3. KAAGAZ KE PHOOL (1959)
Director: Guru Dutt
India’s first cinemascope film, Kaagaz Ke Phool is a tragic tale of yet another creative mind. A famous director struggles with his family relations. His wealthy in-laws deem his job to be low in social status. He loses his wife and is kept away from his child. The film demonstrates how an innocent daughter just wants her parents to reunite and live as a family. It makes a case for men in the realm of child custody.
Touching on these deep topics, it goes further into the abyss as our protagonist eventually loses his fame and fortune, spiralling into depression and alcoholism. All he has with him is his self-respect and he takes that to his grave. The amazing score ‘Waqt Ne Kiya Kya Hassen Sitam‘ stands as a testament to the core message of the film. Like Ozymandias, all shall fall to the ravages of time, maybe not Guru Dutt.
4. CHAUDHAVIN KA CHAND (1960)
Director: Mohammed Sadiq
Chaundhvin Ka Chand weaves an almost Shakespearean tale of love and friendship. The movie follows the exploits of three friends. Two of them fall in love with the same woman. The story focuses on the various sacrifices each must make in order to maintain their friendship while simultaneously courting the beauty of their dreams. The choice of the partner is in the hands of the woman, which in that time, was perhaps a message to the audience.
5. AAR-PAAR (1954)
Director: Guru Dutt
Aar-Paar is a story of a man making his own fortune. Through circumstances of love and social status, we follow Kalu and his exploits as he gets a job as a taxi driver. His lover’s parents want him to earn a respectable living. He then meets another girl who falls in love with him and gets him involved in her father’s crime syndicate. The movie boasts a premise which is hilarious in itself. This comedy noir would easily make one lament the lack of comedies directed by and acted in by Guru Dutt.

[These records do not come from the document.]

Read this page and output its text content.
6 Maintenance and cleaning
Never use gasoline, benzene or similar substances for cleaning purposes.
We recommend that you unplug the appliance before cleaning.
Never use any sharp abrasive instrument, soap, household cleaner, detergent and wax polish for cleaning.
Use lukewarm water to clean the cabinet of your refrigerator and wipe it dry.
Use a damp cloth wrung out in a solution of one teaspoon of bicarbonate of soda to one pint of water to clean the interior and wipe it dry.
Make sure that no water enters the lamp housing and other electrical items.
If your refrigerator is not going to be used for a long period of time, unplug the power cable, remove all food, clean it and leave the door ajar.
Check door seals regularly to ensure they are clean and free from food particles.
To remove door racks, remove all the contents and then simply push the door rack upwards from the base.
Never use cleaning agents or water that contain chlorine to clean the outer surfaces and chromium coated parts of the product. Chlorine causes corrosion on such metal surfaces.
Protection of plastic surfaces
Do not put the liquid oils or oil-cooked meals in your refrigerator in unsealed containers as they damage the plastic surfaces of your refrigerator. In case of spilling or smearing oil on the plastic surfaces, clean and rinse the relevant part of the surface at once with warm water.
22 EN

Watch Aar Paar on Amazon Prime
6. MR. & MRS. ’55 (1955)
Director: Guru Dutt
Mr. & Mrs. ’55 is the materialisation of a very rare brand of romantic comedy. This movie revolves around three core characters — a struggling artist, a wealthy heiress and her ultra-feminist aunt. After the heiress’ father dies, he leaves behind a vast inheritance which will be available to her only after she gets married. In order to obtain the money, the aunt stages a false marriage. She does so due to her hate against men. She tries to indoctrinate the naive girl with these man-hating sentiments as well. But fate has something unexpected in store for all of them as our heiress slowly learns the joys of married life.
This movie is a reflection of the far-eyed vision of Guru Dutt. In today’s extreme left versus extreme right ideologies, he suggests giving the burden of the choice to the individuals without identifying themselves as a group fighting against another. This message of anti-tribalism resonates strongly in today’s political environment.
The life of Guru Dutt is often referred to as a tragedy in itself. He stayed away from his family and was completely engrossed in his work. He created masterpieces that transcend the boundaries of time. His works have shot through the wall standing between decades and have reached out to us. He was not a man, but a phenomenon. Dutt was a master of subtle and nuanced messages and was well-versed in the use of symbols to convey his ideas. He truly was a man far ahead of his time for he delved deep into each and every stratum of his society. We celebrate his birthday and honour him and, in turn, honour Indian cinema. Such is the everlasting power of the footprints left by Guru Dutt.